Lines of Departure also made the Hugos list. So it looks like the other two Sad/Rabib puppy nominees that made the the Hugo list might not be worthy of their positions on the ballad. And the Rabib puppies nominee of Trial of Fire, which did not make the Hugos list, but made the Nebula list, might have been a worthy nominee.

Worth noting is that Ancillary Sword, by Ann Leckie, and The Goblin Emperor by Katherine Addison have been nominated for both the Hugo and Nebula awards.

Overall, since finding out that the Hugos are based on a popular vote, I don’t place a great deal of value in them. As mentioned above, I did buy Ancillary Justice, but it won all three of the awards and was number 20 on the Goodreads poll in 2013. Ancillary Justice was very good, so I will probably buy the sequel. As for the rest, I have previously mentioned in a post about the Goodreads awards that The Fifteen Lives of Harry August sounds interesting.

Friday, April 3, 2015

My Writing Efforts in March.


Novel Writing.  

In March I added 5848 words to Branded, a science-fiction, young adult novel. So I improved on February’s 4841 words. I averaged 188 words per day in March compared to 173 words per day for February and 155 words per day in January.

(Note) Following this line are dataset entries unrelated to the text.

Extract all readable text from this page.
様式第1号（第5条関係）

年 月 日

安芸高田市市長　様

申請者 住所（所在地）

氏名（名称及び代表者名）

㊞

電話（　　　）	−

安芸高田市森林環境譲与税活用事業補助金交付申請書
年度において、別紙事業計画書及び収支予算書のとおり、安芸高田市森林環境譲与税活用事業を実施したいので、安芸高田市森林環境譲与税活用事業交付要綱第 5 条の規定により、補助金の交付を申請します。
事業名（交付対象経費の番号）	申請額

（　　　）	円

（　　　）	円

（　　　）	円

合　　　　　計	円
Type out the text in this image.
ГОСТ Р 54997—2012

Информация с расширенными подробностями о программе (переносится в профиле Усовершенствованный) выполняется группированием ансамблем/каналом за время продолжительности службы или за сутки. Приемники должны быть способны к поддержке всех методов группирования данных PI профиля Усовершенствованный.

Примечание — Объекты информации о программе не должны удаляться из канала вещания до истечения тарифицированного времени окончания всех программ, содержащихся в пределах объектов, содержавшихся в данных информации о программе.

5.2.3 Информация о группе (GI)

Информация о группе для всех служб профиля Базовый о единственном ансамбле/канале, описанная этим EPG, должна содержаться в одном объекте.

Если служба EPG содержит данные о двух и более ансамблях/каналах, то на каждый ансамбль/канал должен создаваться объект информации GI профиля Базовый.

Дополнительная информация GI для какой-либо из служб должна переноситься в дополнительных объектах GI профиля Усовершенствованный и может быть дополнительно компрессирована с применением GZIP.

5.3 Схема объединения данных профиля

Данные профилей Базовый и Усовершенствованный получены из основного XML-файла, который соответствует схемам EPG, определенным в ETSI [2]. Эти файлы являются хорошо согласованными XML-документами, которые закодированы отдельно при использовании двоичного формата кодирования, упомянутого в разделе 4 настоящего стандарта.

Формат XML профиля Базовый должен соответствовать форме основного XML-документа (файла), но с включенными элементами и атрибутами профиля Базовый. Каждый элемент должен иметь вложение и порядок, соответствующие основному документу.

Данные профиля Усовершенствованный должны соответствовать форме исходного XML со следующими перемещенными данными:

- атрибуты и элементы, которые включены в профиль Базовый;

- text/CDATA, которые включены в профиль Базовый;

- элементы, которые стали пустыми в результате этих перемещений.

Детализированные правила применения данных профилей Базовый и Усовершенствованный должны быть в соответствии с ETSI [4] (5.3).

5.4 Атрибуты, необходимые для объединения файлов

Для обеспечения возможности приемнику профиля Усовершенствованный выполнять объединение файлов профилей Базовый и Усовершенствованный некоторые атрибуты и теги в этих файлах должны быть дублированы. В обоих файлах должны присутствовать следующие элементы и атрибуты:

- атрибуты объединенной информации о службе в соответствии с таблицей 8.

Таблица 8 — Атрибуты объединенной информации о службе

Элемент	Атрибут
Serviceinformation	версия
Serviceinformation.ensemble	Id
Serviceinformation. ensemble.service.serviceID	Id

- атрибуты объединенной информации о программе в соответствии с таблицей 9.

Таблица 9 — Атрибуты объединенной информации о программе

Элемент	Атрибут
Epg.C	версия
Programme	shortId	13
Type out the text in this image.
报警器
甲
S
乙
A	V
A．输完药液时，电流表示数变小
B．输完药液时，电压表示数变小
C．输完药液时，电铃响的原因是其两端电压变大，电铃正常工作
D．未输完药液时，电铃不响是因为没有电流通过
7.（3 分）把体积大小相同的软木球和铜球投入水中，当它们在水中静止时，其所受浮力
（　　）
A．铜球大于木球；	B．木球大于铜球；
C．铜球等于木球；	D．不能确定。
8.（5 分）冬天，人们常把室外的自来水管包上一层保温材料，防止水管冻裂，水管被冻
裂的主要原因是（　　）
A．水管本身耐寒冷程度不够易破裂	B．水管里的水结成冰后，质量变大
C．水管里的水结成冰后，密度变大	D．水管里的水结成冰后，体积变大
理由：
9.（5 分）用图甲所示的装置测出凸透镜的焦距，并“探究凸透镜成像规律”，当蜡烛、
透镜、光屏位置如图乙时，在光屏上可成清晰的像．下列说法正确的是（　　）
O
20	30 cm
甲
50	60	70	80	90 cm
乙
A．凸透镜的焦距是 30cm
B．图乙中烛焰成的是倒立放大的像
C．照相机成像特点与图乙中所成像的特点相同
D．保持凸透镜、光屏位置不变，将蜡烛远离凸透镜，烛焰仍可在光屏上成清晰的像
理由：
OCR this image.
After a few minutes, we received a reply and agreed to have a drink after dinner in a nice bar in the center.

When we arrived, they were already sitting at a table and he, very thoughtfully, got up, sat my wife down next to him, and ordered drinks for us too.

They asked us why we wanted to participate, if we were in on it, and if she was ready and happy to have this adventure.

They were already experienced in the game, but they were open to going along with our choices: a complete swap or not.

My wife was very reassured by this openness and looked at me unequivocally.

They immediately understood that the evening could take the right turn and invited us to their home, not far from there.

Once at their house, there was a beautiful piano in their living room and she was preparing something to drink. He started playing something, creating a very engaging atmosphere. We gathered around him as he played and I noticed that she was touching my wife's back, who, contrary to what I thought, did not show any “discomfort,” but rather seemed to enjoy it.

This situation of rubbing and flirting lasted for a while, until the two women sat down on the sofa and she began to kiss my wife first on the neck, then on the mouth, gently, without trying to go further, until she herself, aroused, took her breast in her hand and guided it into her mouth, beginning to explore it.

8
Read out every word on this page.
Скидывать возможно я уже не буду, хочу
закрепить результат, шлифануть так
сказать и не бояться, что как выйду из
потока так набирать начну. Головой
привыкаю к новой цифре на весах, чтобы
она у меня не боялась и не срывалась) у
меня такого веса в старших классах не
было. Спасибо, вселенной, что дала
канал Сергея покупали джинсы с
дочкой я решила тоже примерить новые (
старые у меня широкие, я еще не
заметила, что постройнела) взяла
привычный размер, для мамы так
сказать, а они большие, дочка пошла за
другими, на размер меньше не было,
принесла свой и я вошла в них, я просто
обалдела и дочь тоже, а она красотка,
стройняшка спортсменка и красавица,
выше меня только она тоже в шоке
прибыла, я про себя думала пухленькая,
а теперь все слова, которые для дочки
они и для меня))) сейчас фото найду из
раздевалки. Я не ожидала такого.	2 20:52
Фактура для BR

The novel is now just under 70,000 words. It has five parts and I am probably just over halfway into the forth part. It looks like the novel will be about 100,000 words, the first draft at least.

I am still very much enjoying writing it. The dysfunctional group of characters are barely getting on at the moment, but one of the causes is about to be removed. 

Non-Fiction Writing. 


I wrote one article for Divine in March. It was about a lack of actors with disabilities playing characters with disabilities, especially in Australian movies and television. I contacted a few people in the industry for the article and about half of them got back to me. I learnt a lot about the issue from those who did, like Australian actress Kate Hood. She has the unique perspective of being an in demand actress before she developed a disability and she is involved in an Actor’s Equity disability committee.

A lot has been written about actors without disabilities “cripping up” to play characters with disabilities. My article is an attempt to provide some factual information from people and organisations directly involved in the industry like actors, casting agencies and unions (note the producers and directors did not get back to me).

The article, Actors with Disabilities, was put up on Divine last Thursday.

I also started research on my next article on disability parking. It is about people who don’t have disabilities who feel they are entitled to park in disability parking spots. 

Blog Writing. 

Four posts for the month. I missed a week while researching a post on ebook piracy, which I found it to be very common. Every author I checked had pirate versions of their ebooks available on the web. 


I read two books for the month and enjoyed them both. No Limits, by Australian/New Zealander Holly Childs, is a hip novella, full of hip people doing hip things while they worry about the world ending.  And The Method, by Juli Zeh, is a dystopian science-fiction thriller in the tradition of 1984 and Brave New World. 


I still have not critiqued anything this year.

So far this year I have written on every day.

Health permitting, I hope to greatly improve on my novel writing efforts and critique something, anything, in April.